Two major changes, the panelists said, were that yield players had moved into European—especially U.K.—provincial markets, with such transactions as the Menzies and Principal Hayley deals, and American funds have taken increased interest due to severe pressures to place equity.
 
“American players are turning debt into opportunity, so expect churn in the next two years,” said Clive Hillier, CEO and co-founder of Vision Hospitality Asset Management.
 
Aligning interests
Interests need to be aligned to help drive positivism, the panelists agreed. That’s how it’s always been, but banks remain cautious, and developers are cognizant that pain is lessened by concentrating on the post-recession budget and economy markets.
 
Amid increasing competition, exit strategies and break clauses must be understood and negotiated by all sides from the beginning.
 
“It is all about due diligence, ascertaining what the opportunity is and whether there is a marriage there.

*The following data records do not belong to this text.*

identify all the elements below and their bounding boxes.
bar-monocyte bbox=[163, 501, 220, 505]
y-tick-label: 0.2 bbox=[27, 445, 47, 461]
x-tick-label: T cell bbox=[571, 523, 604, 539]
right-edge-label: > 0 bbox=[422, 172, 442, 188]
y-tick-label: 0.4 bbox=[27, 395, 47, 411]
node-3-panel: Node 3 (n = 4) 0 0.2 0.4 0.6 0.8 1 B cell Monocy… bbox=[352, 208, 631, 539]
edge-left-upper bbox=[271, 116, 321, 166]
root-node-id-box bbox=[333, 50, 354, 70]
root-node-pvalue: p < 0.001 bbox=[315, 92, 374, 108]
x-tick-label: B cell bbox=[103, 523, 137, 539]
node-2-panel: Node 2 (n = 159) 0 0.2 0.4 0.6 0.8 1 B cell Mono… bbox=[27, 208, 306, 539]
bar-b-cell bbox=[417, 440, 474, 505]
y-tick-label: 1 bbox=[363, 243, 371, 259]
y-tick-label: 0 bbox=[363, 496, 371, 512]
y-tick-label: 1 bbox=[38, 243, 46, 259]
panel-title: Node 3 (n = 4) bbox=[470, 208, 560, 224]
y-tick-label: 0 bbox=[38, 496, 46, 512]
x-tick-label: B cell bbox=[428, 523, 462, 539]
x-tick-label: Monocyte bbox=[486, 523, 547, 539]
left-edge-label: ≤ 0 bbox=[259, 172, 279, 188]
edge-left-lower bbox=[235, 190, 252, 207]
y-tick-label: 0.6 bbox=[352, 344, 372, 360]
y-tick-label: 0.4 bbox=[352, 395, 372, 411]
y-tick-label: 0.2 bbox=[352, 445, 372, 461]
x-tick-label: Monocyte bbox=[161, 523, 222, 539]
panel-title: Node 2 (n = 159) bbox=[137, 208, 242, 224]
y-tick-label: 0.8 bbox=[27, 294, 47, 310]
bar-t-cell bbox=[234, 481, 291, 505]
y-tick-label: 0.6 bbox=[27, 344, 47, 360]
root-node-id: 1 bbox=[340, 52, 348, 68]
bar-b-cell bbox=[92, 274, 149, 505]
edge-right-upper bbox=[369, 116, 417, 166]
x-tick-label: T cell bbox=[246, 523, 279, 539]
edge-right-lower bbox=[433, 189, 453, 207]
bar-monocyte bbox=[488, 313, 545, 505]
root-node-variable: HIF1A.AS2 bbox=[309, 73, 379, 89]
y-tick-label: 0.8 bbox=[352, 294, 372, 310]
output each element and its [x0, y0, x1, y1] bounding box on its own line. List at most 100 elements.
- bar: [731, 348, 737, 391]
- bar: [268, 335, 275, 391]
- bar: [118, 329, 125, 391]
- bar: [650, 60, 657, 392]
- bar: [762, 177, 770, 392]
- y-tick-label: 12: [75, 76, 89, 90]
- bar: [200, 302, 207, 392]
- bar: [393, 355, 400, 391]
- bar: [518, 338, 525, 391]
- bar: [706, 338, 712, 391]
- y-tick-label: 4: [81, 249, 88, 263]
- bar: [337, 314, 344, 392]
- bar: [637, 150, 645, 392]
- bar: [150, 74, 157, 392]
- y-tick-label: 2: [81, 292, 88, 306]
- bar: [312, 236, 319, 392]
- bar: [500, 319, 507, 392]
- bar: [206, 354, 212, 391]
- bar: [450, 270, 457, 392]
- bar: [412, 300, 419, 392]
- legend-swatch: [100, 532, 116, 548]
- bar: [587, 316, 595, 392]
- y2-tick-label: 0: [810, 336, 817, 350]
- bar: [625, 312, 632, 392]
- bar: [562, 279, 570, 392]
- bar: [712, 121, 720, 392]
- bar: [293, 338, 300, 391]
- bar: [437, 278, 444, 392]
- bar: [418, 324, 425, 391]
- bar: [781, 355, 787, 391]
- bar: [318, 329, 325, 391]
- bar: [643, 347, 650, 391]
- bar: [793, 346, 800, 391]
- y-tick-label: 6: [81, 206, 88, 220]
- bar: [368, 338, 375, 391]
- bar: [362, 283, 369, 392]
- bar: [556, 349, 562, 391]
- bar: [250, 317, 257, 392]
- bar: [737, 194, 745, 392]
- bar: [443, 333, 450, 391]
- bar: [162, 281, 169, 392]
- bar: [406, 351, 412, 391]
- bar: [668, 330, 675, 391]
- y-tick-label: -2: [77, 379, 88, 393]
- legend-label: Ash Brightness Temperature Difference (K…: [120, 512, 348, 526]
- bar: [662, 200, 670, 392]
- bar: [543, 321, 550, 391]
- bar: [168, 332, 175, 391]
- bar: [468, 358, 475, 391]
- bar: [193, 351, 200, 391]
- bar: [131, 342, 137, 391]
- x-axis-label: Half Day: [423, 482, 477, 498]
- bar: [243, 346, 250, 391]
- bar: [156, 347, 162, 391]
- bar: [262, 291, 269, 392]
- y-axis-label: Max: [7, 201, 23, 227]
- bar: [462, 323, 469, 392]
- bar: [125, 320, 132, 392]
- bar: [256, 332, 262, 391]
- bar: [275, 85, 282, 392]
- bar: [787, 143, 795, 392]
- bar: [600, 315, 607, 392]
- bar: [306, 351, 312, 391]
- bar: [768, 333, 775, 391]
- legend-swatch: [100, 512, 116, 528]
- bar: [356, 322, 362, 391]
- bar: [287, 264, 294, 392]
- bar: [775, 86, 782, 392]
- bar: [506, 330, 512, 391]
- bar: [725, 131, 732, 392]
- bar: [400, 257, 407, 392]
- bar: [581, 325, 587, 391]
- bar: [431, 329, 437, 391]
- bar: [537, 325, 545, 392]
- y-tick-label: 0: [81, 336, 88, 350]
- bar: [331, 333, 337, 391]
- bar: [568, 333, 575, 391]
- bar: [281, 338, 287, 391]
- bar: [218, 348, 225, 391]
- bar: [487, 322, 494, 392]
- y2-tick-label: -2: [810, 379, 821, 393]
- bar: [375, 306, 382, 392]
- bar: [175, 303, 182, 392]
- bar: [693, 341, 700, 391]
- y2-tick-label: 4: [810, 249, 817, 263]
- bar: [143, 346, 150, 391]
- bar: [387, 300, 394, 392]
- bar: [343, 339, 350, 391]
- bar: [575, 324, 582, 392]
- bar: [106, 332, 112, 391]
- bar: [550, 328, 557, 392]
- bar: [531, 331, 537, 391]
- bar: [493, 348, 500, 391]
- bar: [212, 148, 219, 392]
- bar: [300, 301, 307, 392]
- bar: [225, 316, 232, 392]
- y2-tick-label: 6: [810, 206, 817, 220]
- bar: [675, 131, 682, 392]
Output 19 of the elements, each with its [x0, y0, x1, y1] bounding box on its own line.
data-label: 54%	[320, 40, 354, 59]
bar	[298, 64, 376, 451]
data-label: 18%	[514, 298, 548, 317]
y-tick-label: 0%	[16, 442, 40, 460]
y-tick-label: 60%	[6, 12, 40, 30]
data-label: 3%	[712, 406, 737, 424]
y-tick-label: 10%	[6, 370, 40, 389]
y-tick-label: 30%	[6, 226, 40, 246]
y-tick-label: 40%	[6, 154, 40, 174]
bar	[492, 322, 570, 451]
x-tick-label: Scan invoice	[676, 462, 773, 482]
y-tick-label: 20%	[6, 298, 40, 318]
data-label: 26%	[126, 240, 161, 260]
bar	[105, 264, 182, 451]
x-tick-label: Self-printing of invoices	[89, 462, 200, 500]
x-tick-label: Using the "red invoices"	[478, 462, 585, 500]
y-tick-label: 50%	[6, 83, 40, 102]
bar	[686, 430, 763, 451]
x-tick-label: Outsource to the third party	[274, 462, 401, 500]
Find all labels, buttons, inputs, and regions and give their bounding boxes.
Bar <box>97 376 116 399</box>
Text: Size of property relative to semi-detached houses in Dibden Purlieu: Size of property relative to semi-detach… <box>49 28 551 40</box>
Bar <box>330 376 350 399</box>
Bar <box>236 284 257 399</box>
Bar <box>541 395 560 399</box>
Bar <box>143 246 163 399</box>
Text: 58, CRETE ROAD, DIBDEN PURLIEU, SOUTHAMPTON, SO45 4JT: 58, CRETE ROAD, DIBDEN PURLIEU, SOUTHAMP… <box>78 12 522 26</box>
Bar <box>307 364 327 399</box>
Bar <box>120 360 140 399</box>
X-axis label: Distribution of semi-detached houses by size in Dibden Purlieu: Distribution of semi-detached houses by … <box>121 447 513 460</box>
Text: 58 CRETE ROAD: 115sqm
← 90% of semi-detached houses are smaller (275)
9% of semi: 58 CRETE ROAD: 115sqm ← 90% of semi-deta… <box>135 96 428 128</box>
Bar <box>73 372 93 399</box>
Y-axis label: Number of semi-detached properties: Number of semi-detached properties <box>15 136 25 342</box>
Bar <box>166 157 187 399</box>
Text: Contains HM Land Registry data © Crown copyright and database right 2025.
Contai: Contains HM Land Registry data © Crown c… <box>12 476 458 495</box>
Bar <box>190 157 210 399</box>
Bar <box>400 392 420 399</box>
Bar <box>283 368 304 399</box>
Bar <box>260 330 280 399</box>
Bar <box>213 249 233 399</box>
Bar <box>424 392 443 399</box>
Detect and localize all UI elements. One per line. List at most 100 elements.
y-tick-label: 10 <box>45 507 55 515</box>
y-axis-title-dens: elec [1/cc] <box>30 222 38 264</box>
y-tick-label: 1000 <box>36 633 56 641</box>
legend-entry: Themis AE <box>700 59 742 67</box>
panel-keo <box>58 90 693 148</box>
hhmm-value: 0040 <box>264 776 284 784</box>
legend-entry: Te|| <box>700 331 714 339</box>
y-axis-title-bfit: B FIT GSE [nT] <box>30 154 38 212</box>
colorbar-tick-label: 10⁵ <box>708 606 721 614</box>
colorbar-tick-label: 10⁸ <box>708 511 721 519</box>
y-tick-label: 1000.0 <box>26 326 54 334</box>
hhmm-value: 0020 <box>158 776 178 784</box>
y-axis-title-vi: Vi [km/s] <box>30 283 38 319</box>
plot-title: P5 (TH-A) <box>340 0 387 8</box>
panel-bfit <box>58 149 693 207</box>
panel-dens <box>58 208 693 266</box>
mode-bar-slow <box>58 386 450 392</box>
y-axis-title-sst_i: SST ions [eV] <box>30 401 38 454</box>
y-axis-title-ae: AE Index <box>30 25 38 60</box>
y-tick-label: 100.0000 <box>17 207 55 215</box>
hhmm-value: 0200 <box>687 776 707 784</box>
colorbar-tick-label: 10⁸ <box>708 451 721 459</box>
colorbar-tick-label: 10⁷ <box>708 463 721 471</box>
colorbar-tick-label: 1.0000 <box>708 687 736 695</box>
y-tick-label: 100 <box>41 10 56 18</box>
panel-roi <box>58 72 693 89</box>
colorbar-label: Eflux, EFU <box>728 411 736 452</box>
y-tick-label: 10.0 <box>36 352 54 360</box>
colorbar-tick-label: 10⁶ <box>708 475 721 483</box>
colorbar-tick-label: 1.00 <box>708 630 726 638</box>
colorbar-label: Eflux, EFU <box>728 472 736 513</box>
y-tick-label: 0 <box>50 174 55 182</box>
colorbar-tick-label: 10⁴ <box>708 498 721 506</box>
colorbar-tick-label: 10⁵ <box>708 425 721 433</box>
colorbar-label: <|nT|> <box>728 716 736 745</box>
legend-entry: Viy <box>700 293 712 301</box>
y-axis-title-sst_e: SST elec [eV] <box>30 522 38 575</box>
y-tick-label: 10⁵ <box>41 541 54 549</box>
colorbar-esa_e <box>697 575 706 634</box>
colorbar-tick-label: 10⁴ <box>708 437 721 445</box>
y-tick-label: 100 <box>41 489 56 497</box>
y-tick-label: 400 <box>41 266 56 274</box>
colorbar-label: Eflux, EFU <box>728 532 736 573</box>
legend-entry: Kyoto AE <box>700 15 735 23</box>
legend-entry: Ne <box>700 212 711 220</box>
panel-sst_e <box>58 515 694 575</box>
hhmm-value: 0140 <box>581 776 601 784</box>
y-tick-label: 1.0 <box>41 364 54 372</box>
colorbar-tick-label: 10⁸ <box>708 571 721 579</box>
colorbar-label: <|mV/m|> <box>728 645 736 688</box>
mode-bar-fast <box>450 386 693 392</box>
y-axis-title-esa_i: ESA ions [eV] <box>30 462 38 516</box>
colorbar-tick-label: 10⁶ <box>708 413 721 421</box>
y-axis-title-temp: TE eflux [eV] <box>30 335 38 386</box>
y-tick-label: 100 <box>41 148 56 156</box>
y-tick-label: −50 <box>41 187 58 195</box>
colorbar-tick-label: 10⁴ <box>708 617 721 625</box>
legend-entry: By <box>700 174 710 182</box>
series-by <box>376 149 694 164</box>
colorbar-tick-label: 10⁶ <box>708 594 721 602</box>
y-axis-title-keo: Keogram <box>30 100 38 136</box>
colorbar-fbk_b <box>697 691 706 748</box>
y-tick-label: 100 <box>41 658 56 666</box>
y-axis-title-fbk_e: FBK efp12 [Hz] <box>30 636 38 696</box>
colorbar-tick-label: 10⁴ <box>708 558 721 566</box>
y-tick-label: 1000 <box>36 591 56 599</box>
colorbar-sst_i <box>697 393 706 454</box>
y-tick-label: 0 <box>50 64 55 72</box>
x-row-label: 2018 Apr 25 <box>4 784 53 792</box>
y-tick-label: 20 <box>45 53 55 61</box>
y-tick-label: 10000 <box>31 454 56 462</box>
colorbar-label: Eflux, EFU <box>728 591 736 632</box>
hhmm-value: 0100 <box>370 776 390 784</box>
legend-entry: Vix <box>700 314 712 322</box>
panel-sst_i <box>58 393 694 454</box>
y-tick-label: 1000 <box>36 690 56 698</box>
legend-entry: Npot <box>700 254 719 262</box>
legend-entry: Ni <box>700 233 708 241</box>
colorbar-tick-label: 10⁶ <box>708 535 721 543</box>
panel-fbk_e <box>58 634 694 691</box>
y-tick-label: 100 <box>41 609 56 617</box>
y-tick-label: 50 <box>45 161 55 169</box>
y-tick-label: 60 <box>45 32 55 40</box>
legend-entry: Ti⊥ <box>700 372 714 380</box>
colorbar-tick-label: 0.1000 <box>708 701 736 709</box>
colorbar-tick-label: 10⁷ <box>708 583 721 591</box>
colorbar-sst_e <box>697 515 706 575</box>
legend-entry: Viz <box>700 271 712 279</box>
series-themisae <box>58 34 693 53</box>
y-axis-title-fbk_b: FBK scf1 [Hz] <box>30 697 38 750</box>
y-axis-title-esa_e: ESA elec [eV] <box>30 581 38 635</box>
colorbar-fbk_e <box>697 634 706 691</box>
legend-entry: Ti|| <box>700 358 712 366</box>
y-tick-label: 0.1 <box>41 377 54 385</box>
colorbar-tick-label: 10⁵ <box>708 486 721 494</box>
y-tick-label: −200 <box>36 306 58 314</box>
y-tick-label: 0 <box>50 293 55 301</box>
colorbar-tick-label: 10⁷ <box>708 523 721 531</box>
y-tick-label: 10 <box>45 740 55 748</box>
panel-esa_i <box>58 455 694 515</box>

No one is forced to sign a management contract,” said Peter Norman, senior VP of acquisitions and development, Europe, Africa and Middle East, Hyatt International.
 
The banks do not wish to be stung again, but they are on board, according to panelists.
 
“We’re relatively agnostic as to the type of operating contract, but the basics must be in place, and first among these is an operating agreement that’s right, which now largely are not management contract-based. Definitely, banks are on a new learning curve, and I consider it is experience gained,” said Tim Helliwell, head of hotel finance at Barclays.
 
Graham Dodd, development director for U.K. & Ireland at Hilton Worldwide Holdings, said owners can’t merely trust operator claims and must conduct on-the-ground research, while Hillier warned about relying solely on measuring in terms of revenue per available room.
 
“Key is the alignment between capital and owner. Does the bottom line make sense?” Helliwell added.
 
“It’s about insuring against the most volatile parts of cash flow. Most hotel yield stems from a trusting relationship, so whatever you do, do not erode that,” Norman said.
 
Hotels remain an asset class in which value can be added, the panelists agreed, but paramount to that must be the exit strategy—which for an increasing number in the new landscape will be a defined and understood as a build-and-leave scenario.